A plea is due to be heard by the Supreme Court
on Friday (March 12, 2021) which challenges the legislative competence of State Assemblies in adopting resolutions against the central statutes such as Farm Laws and CAA. These fall under the seventh schedule of the Union list.
The PIL has been filed by Samta Andolan Samiti raising questions on the legislative actions of four different State Assemblies, namely that of Kerala, West Bengal, Rajasthan and Punjab. It claims that these assemblies have infringed the Fundamental Rights of Indian citizens. The matter will be heard by a Bench comprising CJI SA Bobde and Justice Bopanna.
The petition has specifically raised a question of law, whether under Articles 213(2)(a) and 246(1) any state assembly endowed with the power to pass resolutions which criticise a Central statute that falls within the List I of the Seventh Schedule.
It was further stated in the petition that the four State Assemblies chose to condemn the Citizenship (Amendment) Act, 2019 even after it was passed by both the houses of Parliament and received the assent of the President. The same was duly notified in the Gazette of India. The act was supposed to come into force on December 12, 2019. However, there were about sixty petitions challenging its constitutional validity and the adjudication was pending before the Supreme Court. The notices were issued pertaining to the same. In furtherance of this, the Legislative Assembly of West Bengal has chosen to criticise the three recently passed Farm laws and adopted a resolution against the same which owe their emanation to List I. These have also been challenged before the Supreme Court through writ petitions.
It is said by the Petitioner that along with imposing preconditions on the speakers to decide the admissibility of resolutions before allowing the same to be placed in assembly, Article 208 which has the Rules of Procedure also lays down the subjects which are not the concern of the state government. Some litigations are also pending on the same.
The petitioners claim that the resolutions which have been passed by these State Assemblies are unsustainable in law along with being arbitrary. These resolutions tend to target a Central Legislation having an effect upon entry 17 of the Union list along with breaching the constitutional bar as under Article 246(1). The plea also states that the Legislators who have contributed to the passing of these resolutions have violated their ‘oath of office’ which was administered by them while being members of the respective Legislative Assemblies. Under Article 213(2)(a), when an Ordinance is brought, but before the expiration of six weeks from the reassembly of the legislature, the members of the Legislative Assembly want to disapprove the contents of the Ordinance and the said disapproval is agreed to by the members of Legislative Council, the same is liable to be done by way of passing a Resolution by the Legislators to that effect. However, as per the matter in question, the same falls beyond the scope of this article. Along with this, the petition further discusses Article 194 which pertains to the powers, privileges and Immunities of the State Legislature.
However, Re, it was held that Freedom of Speech of the Legislator is independent of that guaranteed under Article 19(1)(a). This is further protected from any action in the court of law. On this point, the Petitioner lay down its opinion by saying that such immunity encourages the State Assemblies to pass resolutions like the impugned ones. It further argued how even after violating provisions under Article 191, the Governor cannot take any disciplinary action under Article 192 even when there is clear overreach that offends Article 246 along with the Seventh Schedule of the Union List.

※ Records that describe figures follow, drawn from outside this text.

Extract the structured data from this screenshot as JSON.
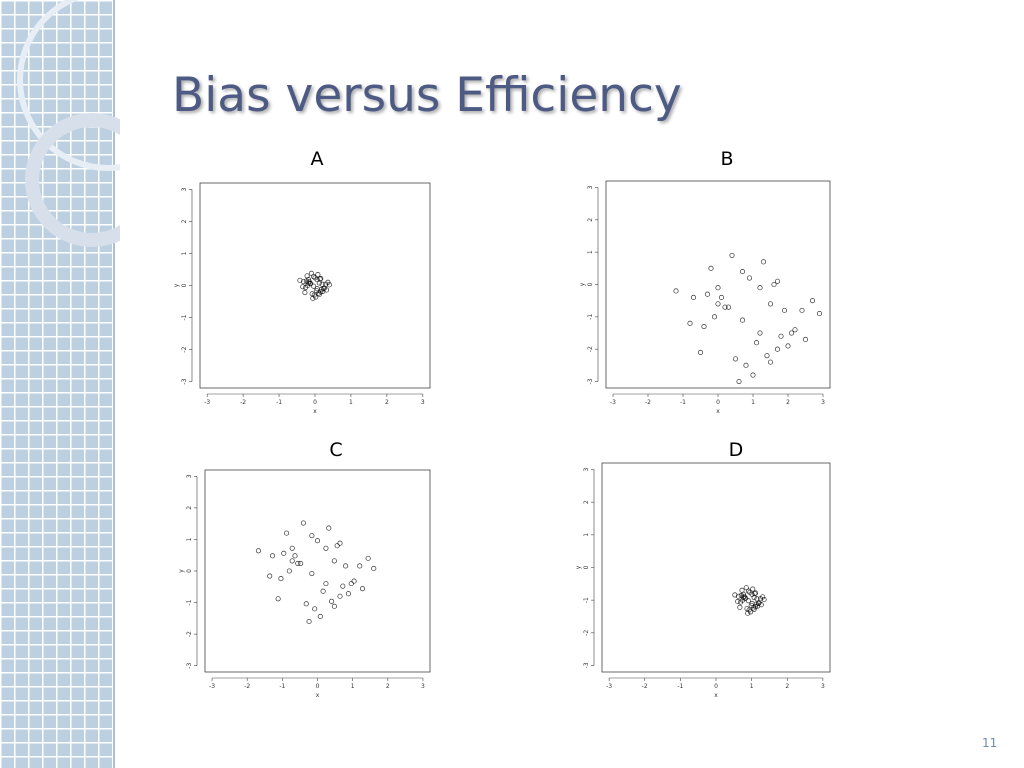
{
  "title": "Bias versus Efficiency",
  "page_number": "11",
  "chart_data": [
    {
      "type": "scatter",
      "title": "A",
      "x_label": "x",
      "y_label": "y",
      "xlim": [
        -3.2,
        3.2
      ],
      "ylim": [
        -3.2,
        3.2
      ],
      "xticks": [
        -3,
        -2,
        -1,
        0,
        1,
        2,
        3
      ],
      "yticks": [
        -3,
        -2,
        -1,
        0,
        1,
        2,
        3
      ],
      "series": [
        {
          "color": "#000000",
          "x": [
            0.06,
            -0.24,
            0.16,
            -0.08,
            0.3,
            -0.18,
            0.02,
            0.12,
            -0.34,
            0.22,
            -0.04,
            0.18,
            -0.12,
            0.4,
            -0.28,
            0.08,
            -0.16,
            0.26,
            -0.02,
            0.14,
            -0.2,
            0.04,
            0.36,
            -0.1,
            -0.26,
            0.1,
            -0.42,
            0.2,
            -0.06,
            0,
            0.32,
            -0.14,
            0.16,
            -0.22,
            0.06,
            -0.04,
            0.24,
            -0.32,
            0.12,
            -0.18
          ],
          "values": [
            -0.1,
            0.14,
            0.22,
            -0.26,
            0.04,
            0.18,
            -0.36,
            0.08,
            -0.04,
            -0.18,
            0.28,
            -0.12,
            0.06,
            0.02,
            -0.22,
            0.34,
            0.12,
            -0.08,
            -0.3,
            0.2,
            0,
            -0.16,
            0.1,
            0.38,
            -0.06,
            -0.24,
            0.16,
            0.04,
            -0.4,
            0.24,
            -0.14,
            0.06,
            -0.2,
            0.3,
            0.18,
            -0.02,
            -0.1,
            0.12,
            -0.28,
            0.08
          ]
        }
      ]
    },
    {
      "type": "scatter",
      "title": "B",
      "x_label": "x",
      "y_label": "y",
      "xlim": [
        -3.2,
        3.2
      ],
      "ylim": [
        -3.2,
        3.2
      ],
      "xticks": [
        -3,
        -2,
        -1,
        0,
        1,
        2,
        3
      ],
      "yticks": [
        -3,
        -2,
        -1,
        0,
        1,
        2,
        3
      ],
      "series": [
        {
          "color": "#000000",
          "x": [
            1.2,
            -0.3,
            1.7,
            0.5,
            2.4,
            0,
            1,
            1.5,
            -0.8,
            2,
            0.7,
            1.8,
            0.3,
            2.9,
            -0.5,
            1.3,
            0.1,
            2.2,
            0.8,
            1.6,
            -0.1,
            1.1,
            2.7,
            0.4,
            -0.4,
            1.4,
            -1.2,
            1.9,
            0.6,
            0.9,
            2.5,
            0.2,
            1.7,
            -0.2,
            1.2,
            0.7,
            2.1,
            -0.7,
            1.5,
            0
          ],
          "values": [
            -1.5,
            -0.3,
            0.1,
            -2.3,
            -0.8,
            -0.1,
            -2.8,
            -0.6,
            -1.2,
            -1.9,
            0.4,
            -1.6,
            -0.7,
            -0.9,
            -2.1,
            0.7,
            -0.4,
            -1.4,
            -2.5,
            0,
            -1,
            -1.8,
            -0.5,
            0.9,
            -1.3,
            -2.2,
            -0.2,
            -0.8,
            -3,
            0.2,
            -1.7,
            -0.7,
            -2,
            0.5,
            -0.1,
            -1.1,
            -1.5,
            -0.4,
            -2.4,
            -0.6
          ]
        }
      ]
    },
    {
      "type": "scatter",
      "title": "C",
      "x_label": "x",
      "y_label": "y",
      "xlim": [
        -3.2,
        3.2
      ],
      "ylim": [
        -3.2,
        3.2
      ],
      "xticks": [
        -3,
        -2,
        -1,
        0,
        1,
        2,
        3
      ],
      "yticks": [
        -3,
        -2,
        -1,
        0,
        1,
        2,
        3
      ],
      "series": [
        {
          "color": "#000000",
          "x": [
            0.24,
            -0.96,
            0.64,
            -0.32,
            1.2,
            -0.72,
            0.08,
            0.48,
            -1.36,
            0.88,
            -0.16,
            0.72,
            -0.48,
            1.6,
            -1.12,
            0.32,
            -0.64,
            1.04,
            -0.08,
            0.56,
            -0.8,
            0.16,
            1.44,
            -0.4,
            -1.04,
            0.4,
            -1.68,
            0.8,
            -0.24,
            0,
            1.28,
            -0.56,
            0.64,
            -0.88,
            0.24,
            -0.16,
            0.96,
            -1.28,
            0.48,
            -0.72
          ],
          "values": [
            -0.4,
            0.56,
            0.88,
            -1.04,
            0.16,
            0.72,
            -1.44,
            0.32,
            -0.16,
            -0.72,
            1.12,
            -0.48,
            0.24,
            0.08,
            -0.88,
            1.36,
            0.48,
            -0.32,
            -1.2,
            0.8,
            0,
            -0.64,
            0.4,
            1.52,
            -0.24,
            -0.96,
            0.64,
            0.16,
            -1.6,
            0.96,
            -0.56,
            0.24,
            -0.8,
            1.2,
            0.72,
            -0.08,
            -0.4,
            0.48,
            -1.12,
            0.32
          ]
        }
      ]
    },
    {
      "type": "scatter",
      "title": "D",
      "x_label": "x",
      "y_label": "y",
      "xlim": [
        -3.2,
        3.2
      ],
      "ylim": [
        -3.2,
        3.2
      ],
      "xticks": [
        -3,
        -2,
        -1,
        0,
        1,
        2,
        3
      ],
      "yticks": [
        -3,
        -2,
        -1,
        0,
        1,
        2,
        3
      ],
      "series": [
        {
          "color": "#000000",
          "x": [
            1.01,
            0.71,
            1.11,
            0.87,
            1.25,
            0.77,
            0.97,
            1.07,
            0.61,
            1.17,
            0.91,
            1.13,
            0.83,
            1.35,
            0.67,
            1.03,
            0.79,
            1.21,
            0.93,
            1.09,
            0.75,
            0.99,
            1.31,
            0.85,
            0.69,
            1.05,
            0.53,
            1.15,
            0.89,
            0.95,
            1.27,
            0.81,
            1.11,
            0.73,
            1.01,
            0.91,
            1.19,
            0.63,
            1.07,
            0.77
          ],
          "values": [
            -1.1,
            -0.86,
            -0.78,
            -1.26,
            -0.96,
            -0.82,
            -1.36,
            -0.92,
            -1.04,
            -1.18,
            -0.72,
            -1.12,
            -0.94,
            -0.98,
            -1.22,
            -0.66,
            -0.88,
            -1.08,
            -1.3,
            -0.8,
            -1,
            -1.16,
            -0.9,
            -0.62,
            -1.06,
            -1.24,
            -0.84,
            -0.96,
            -1.4,
            -0.76,
            -1.14,
            -0.94,
            -1.2,
            -0.7,
            -0.82,
            -1.02,
            -1.1,
            -0.88,
            -1.28,
            -0.92
          ]
        }
      ]
    }
  ]
}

The Speakers of the State Assemblies did not pay attention to the fact that they did not have the jurisdiction to pass the impugned resolutions and more so when various writ petitions regarding the same were already pending before the Supreme Court. Lastly, the case of Raja Ram Pal v Hon’ble Speaker, Lok Sabha, (2007) was cited in the plea. In this case it was inter alia held the actions of the speaker are open to judicial review in the floor of legislation. Another case, namely, State of West Bengal v. C.P.D.R. (2010) was cited in which it was held by the Constitution Bench of the Supreme Court that Judicial Review is significant to resolve the disputes regarding the limits of constitutional powers and constitutional limitations as an ultimate interpreter of the Constitution.